El filósofo José Ortega y Gasset, en sus “Meditaciones del Quijote”, nos recordaba que la identidad de una persona está intrínsecamente ligada a su entorno. Ese “hombre y sus circunstancias” que menciona en las meditaciones, no está únicamente en la biología del sujeto, sino en un ambiente que patologiza ciertas formas de estar o contextualizarse en el mundo. Los “inadaptados” a menudo no son patológicos, sino que están fuera de contexto; caminan con otra brújula, en otros sentidos, pero no por ello enfermos. Como el Quijote, que parecía loco pero esto era su defensa por ser el único cuerdo al intentar vivir según un ideal, muchos niños etiquetados con TDAH podrían no tener un déficit, en el sentido que solemos darle, algo que falta para, sino un exceso de sensibilidad ante un mundo que los fuerza a ser otros.
La atención es una de las funciones que más nos define, nos caracteriza, como seres conscientes. El TDAH, entonces, no se limita a una función ejecutiva alterada, sino a una persona en su integralidad inserto y parte de una cultura, unas circunstancias, que ha perdido el arte de atender en su sentido más profundo: detenerse, mirar con profundidad, soportar el vacío que precede a la comprensión genuina. Quizás es poder gozar de los espacios de detención y silencio que en la música permiten transformar una cacofonía, en una melodía exquisita. Educar la atención no es imponerla con castigos o fármacos, sino crear condiciones de escucha, lentitud y presencia, permitiendo al niño descubrir el mundo a su propio ritmo. Pero ya que mencionamos esto, nos damos el tiempo y el espacio de escuchar a aquello que esta por fuera de nuestra cabeza?

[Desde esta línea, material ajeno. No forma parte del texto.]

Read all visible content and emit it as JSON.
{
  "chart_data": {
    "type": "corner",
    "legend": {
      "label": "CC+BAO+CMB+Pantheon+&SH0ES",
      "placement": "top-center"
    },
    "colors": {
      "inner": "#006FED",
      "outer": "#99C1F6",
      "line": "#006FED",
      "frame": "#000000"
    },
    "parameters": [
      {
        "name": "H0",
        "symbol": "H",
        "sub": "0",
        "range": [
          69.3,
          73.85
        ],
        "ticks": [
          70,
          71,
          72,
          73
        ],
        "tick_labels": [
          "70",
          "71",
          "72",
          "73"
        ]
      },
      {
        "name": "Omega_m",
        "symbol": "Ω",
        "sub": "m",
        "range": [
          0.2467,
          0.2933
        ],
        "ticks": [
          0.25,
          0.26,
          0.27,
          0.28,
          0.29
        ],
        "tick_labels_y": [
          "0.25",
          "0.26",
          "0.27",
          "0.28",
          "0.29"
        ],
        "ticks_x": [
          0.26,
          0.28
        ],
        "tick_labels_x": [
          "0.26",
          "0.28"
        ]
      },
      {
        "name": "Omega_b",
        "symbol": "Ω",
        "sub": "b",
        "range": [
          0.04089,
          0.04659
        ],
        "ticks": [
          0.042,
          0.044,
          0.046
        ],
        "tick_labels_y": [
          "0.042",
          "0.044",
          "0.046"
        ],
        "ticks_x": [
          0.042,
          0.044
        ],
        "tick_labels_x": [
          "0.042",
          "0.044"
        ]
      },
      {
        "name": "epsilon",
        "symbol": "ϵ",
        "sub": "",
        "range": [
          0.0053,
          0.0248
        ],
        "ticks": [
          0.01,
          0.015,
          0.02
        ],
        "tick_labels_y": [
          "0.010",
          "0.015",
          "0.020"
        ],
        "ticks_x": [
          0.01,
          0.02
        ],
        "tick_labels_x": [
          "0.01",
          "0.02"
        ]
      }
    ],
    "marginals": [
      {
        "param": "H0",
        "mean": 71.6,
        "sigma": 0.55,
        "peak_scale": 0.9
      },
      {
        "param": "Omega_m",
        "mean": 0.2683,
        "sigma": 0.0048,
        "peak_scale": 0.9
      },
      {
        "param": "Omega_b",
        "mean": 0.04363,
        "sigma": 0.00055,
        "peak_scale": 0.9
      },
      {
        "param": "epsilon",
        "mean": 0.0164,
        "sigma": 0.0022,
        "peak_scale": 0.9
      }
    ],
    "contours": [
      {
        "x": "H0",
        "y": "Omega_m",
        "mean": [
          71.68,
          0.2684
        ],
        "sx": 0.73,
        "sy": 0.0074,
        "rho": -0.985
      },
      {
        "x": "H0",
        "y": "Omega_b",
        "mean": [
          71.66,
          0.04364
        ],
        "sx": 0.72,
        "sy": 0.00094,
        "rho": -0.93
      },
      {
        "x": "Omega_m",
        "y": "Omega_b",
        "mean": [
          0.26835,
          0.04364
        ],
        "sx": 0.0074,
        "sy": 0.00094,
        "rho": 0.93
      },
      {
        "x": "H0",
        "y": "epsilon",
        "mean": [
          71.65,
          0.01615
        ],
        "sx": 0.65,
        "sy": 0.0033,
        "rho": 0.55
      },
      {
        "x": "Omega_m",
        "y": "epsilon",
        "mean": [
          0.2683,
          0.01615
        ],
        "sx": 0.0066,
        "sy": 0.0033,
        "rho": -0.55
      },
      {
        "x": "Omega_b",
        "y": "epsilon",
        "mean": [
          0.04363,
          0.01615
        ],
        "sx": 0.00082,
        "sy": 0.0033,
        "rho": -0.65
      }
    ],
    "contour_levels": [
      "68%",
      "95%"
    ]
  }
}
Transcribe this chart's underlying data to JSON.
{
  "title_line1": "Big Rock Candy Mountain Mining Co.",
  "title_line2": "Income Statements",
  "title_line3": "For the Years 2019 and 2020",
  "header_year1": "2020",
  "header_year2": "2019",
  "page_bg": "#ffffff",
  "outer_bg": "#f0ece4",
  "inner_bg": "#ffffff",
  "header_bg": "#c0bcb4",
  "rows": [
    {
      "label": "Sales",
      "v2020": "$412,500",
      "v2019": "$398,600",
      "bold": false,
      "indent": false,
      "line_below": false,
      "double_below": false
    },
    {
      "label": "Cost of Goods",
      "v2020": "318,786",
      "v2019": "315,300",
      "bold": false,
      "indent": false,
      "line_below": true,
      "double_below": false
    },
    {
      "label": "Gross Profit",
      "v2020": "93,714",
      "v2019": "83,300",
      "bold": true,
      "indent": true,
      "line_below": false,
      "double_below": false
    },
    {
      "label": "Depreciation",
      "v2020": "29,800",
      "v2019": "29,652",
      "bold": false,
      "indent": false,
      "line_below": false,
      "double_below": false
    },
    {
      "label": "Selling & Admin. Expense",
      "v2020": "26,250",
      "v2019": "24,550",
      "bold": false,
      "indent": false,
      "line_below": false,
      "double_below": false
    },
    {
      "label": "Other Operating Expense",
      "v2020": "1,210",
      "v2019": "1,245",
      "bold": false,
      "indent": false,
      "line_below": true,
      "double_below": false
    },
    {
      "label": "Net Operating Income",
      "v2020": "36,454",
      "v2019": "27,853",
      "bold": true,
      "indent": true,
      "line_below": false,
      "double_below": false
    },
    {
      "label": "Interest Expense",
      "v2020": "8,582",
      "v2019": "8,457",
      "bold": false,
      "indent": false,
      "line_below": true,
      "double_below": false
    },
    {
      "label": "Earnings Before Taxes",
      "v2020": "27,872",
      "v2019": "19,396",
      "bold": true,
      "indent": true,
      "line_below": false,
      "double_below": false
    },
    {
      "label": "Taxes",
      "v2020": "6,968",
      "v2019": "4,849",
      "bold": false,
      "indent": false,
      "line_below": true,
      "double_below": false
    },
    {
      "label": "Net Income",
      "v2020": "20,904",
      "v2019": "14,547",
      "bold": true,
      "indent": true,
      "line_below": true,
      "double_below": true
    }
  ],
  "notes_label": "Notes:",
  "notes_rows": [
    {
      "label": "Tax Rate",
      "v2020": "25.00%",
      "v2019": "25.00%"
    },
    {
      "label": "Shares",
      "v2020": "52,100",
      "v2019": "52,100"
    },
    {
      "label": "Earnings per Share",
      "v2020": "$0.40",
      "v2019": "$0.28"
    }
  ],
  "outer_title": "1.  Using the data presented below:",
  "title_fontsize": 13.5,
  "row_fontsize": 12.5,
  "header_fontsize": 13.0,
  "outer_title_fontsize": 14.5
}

El diagnóstico no debe ser una condena ni un escudo, sino un punto de partida para intervenir y comprender, abriendo caminos en lugar de cerrarlos. Se trata de devolverle profundidad a una época de superficie, y de recordar que los nombres no definen al ser, solo lo acompañan. Este 13 de julio, el desafío es recuperar una pedagogía del sentido, una psiquiatría con conciencia crítica y una sociedad que responda al sufrimiento con hospitalidad, no con etiquetas. Eso permitirá usar los elementos de la práctica clínica de suma utilidad en quienes los necesiten, no en quienes percibimos diferentes. En los barcos se llama obra viva a lo que permite la estabilidad, la resistencia y la eficiencia del buque, pero no se ve, la parte sumergida, en la tierra es lo que está por debajo de la superficie, por eso hablamos de cultura, porque, en definitiva, la obra viva, las raíces, la tierra, de una cultura se juega en cómo trata a quienes no encajan, revelando en ese gesto nuestra propia salud mental.